There are two solutions to this challenge.

In the first, you measure the qualities you can, for example, your website traffic, requests for information/white paper or documents, and the like. Or you could, as one US AEC practice successfully applied, use internal time/billing tracking tools to assess the amount of time principals and others are spending on marketing/business development, and their time spent on individual pursuits. (With the analysis, the practice discovered that the higher the volume of time spent by principals, the higher the likeliness of success, and this helped frame it’s go/no go decisions.)

In the second, you gather as much information as you can about industry/competitive benchmarks, and assess your results compared to them. Of course, you don’t simply want to copy your competitors, but you should also be able to understand/analyse how you are doing.

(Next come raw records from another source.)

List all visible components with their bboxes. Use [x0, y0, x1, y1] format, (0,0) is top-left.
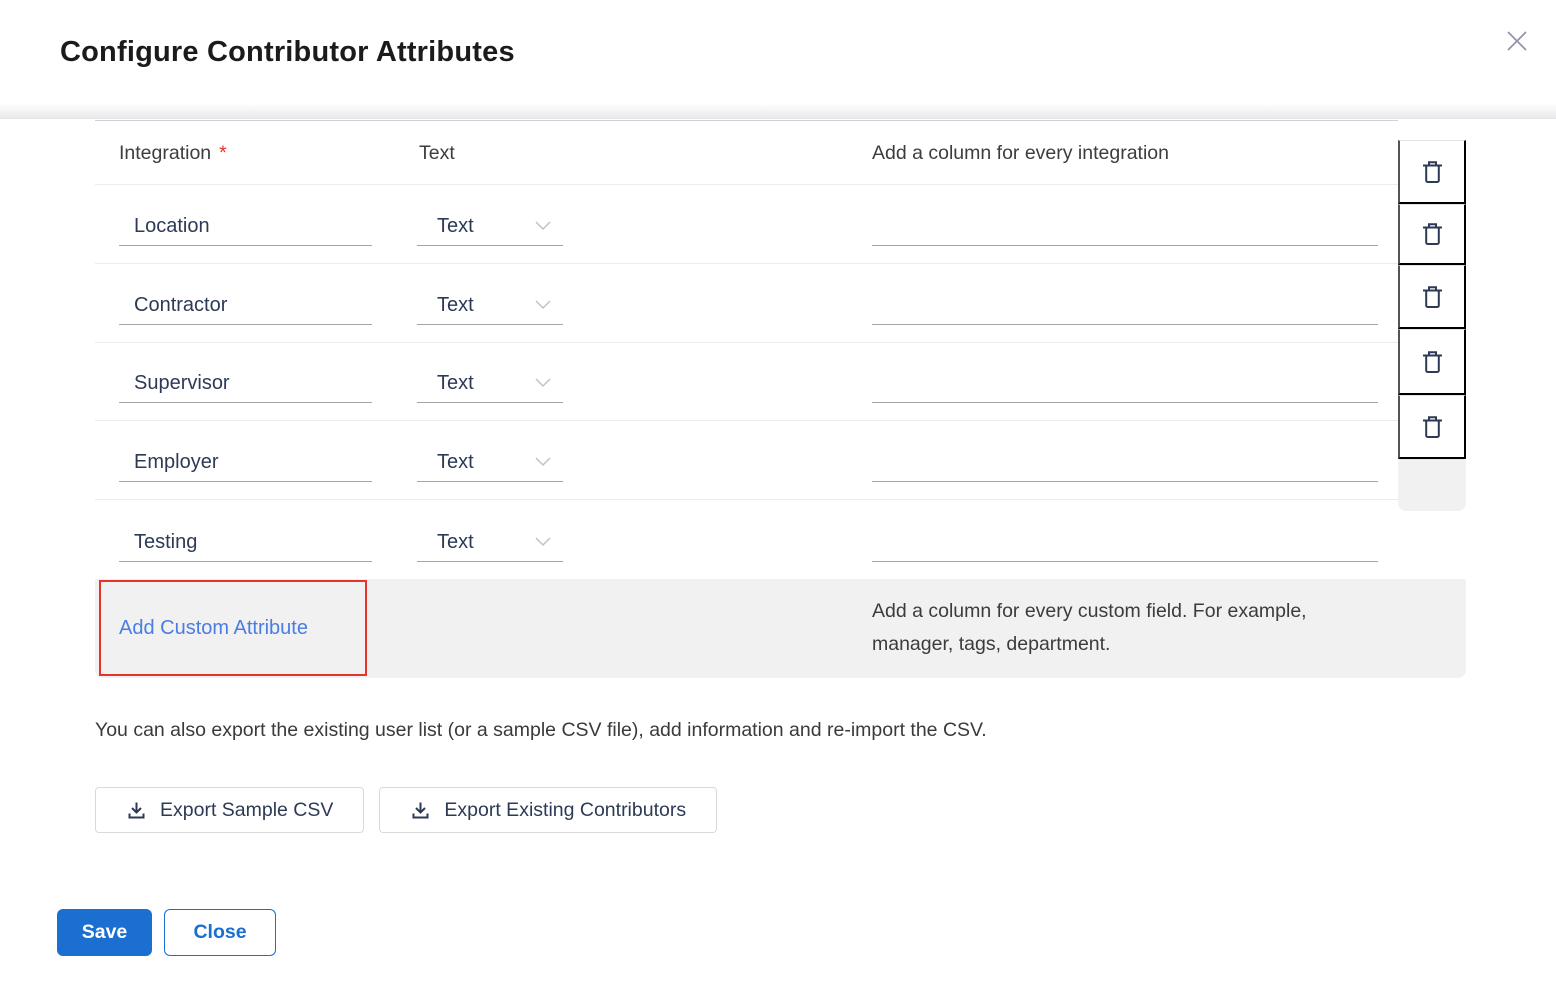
table-row: Employer Text	[95, 421, 1398, 500]
delete-column	[1398, 119, 1466, 579]
export-hint-text: You can also export the existing user li…	[95, 719, 987, 742]
header-divider	[0, 103, 1556, 119]
export-buttons: Export Sample CSV Export Existing Contri…	[95, 787, 717, 833]
trash-icon	[1421, 414, 1444, 440]
table-row: Testing Text	[95, 500, 1398, 579]
close-button[interactable]: Close	[164, 909, 276, 956]
integration-label: Integration *	[119, 121, 227, 185]
attribute-value-input[interactable]	[872, 364, 1378, 403]
add-custom-attribute-link[interactable]: Add Custom Attribute	[119, 617, 308, 640]
configure-contributor-attributes-modal: Configure Contributor Attributes Integra…	[0, 0, 1556, 996]
x-icon	[1503, 27, 1531, 55]
custom-attribute-row: Add Custom Attribute Add a column for ev…	[95, 579, 1466, 678]
page-title: Configure Contributor Attributes	[60, 36, 515, 69]
export-sample-csv-label: Export Sample CSV	[160, 799, 333, 822]
trash-icon	[1421, 159, 1444, 185]
chevron-down-icon	[535, 457, 551, 467]
integration-type-label: Text	[419, 121, 455, 185]
select-value: Text	[437, 451, 474, 474]
attribute-type-select[interactable]: Text	[417, 443, 563, 482]
table-row: Location Text	[95, 185, 1398, 264]
description-line: manager, tags, department.	[872, 628, 1307, 661]
chevron-down-icon	[535, 378, 551, 388]
delete-row-button[interactable]	[1398, 140, 1466, 204]
attribute-name-input[interactable]: Employer	[119, 443, 372, 482]
attribute-name-input[interactable]: Supervisor	[119, 364, 372, 403]
required-asterisk: *	[219, 142, 227, 165]
delete-row-button[interactable]	[1398, 329, 1466, 395]
select-value: Text	[437, 294, 474, 317]
export-sample-csv-button[interactable]: Export Sample CSV	[95, 787, 364, 833]
table-row: Supervisor Text	[95, 343, 1398, 421]
export-existing-contributors-button[interactable]: Export Existing Contributors	[379, 787, 717, 833]
attribute-value-input[interactable]	[872, 443, 1378, 482]
integration-name-text: Integration	[119, 142, 211, 165]
attribute-type-select[interactable]: Text	[417, 207, 563, 246]
attribute-value-input[interactable]	[872, 286, 1378, 325]
trash-icon	[1421, 284, 1444, 310]
save-button[interactable]: Save	[57, 909, 152, 956]
attribute-type-select[interactable]: Text	[417, 523, 563, 562]
download-icon	[126, 800, 147, 821]
table-row: Contractor Text	[95, 264, 1398, 343]
attribute-value-input[interactable]	[872, 207, 1378, 246]
export-existing-contributors-label: Export Existing Contributors	[444, 799, 686, 822]
trash-icon	[1421, 349, 1444, 375]
select-value: Text	[437, 531, 474, 554]
close-icon[interactable]	[1500, 24, 1534, 58]
attribute-name-input[interactable]: Location	[119, 207, 372, 246]
delete-row-button[interactable]	[1398, 265, 1466, 329]
chevron-down-icon	[535, 300, 551, 310]
select-value: Text	[437, 215, 474, 238]
table-row-integration: Integration * Text Add a column for ever…	[95, 120, 1398, 185]
select-value: Text	[437, 372, 474, 395]
attribute-name-input[interactable]: Contractor	[119, 286, 372, 325]
delete-row-button[interactable]	[1398, 395, 1466, 459]
integration-description: Add a column for every integration	[872, 121, 1169, 185]
download-icon	[410, 800, 431, 821]
attribute-value-input[interactable]	[872, 523, 1378, 562]
chevron-down-icon	[535, 537, 551, 547]
highlight-box: Add Custom Attribute	[99, 580, 367, 676]
attribute-type-select[interactable]: Text	[417, 364, 563, 403]
delete-row-button[interactable]	[1398, 204, 1466, 265]
description-line: Add a column for every custom field. For…	[872, 595, 1307, 628]
attribute-type-select[interactable]: Text	[417, 286, 563, 325]
chevron-down-icon	[535, 221, 551, 231]
attribute-name-input[interactable]: Testing	[119, 523, 372, 562]
trash-icon	[1421, 221, 1444, 247]
custom-attribute-description: Add a column for every custom field. For…	[872, 595, 1307, 661]
delete-cell-placeholder	[1398, 459, 1466, 511]
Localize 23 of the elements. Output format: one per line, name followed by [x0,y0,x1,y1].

You can also use some simple ROI assessments and probability analysis in deciding on marketing and other business expenses. For example, I reviewed today whether I should take a business trip. There could be some value especially in recruiting new sales staff (a real win, if it happens), but the probability of my increasing the chance of successfully meeting the right person seemed awfully low, based on previous experience. Other aspects of the travel could be covered by having a local representative attend the event. He would charge a several hundred dollar fee. But this needs to be weighed against the travel costs, and excluding the recruitment possibility, the numbers add up to contract the person, rather than go there myself.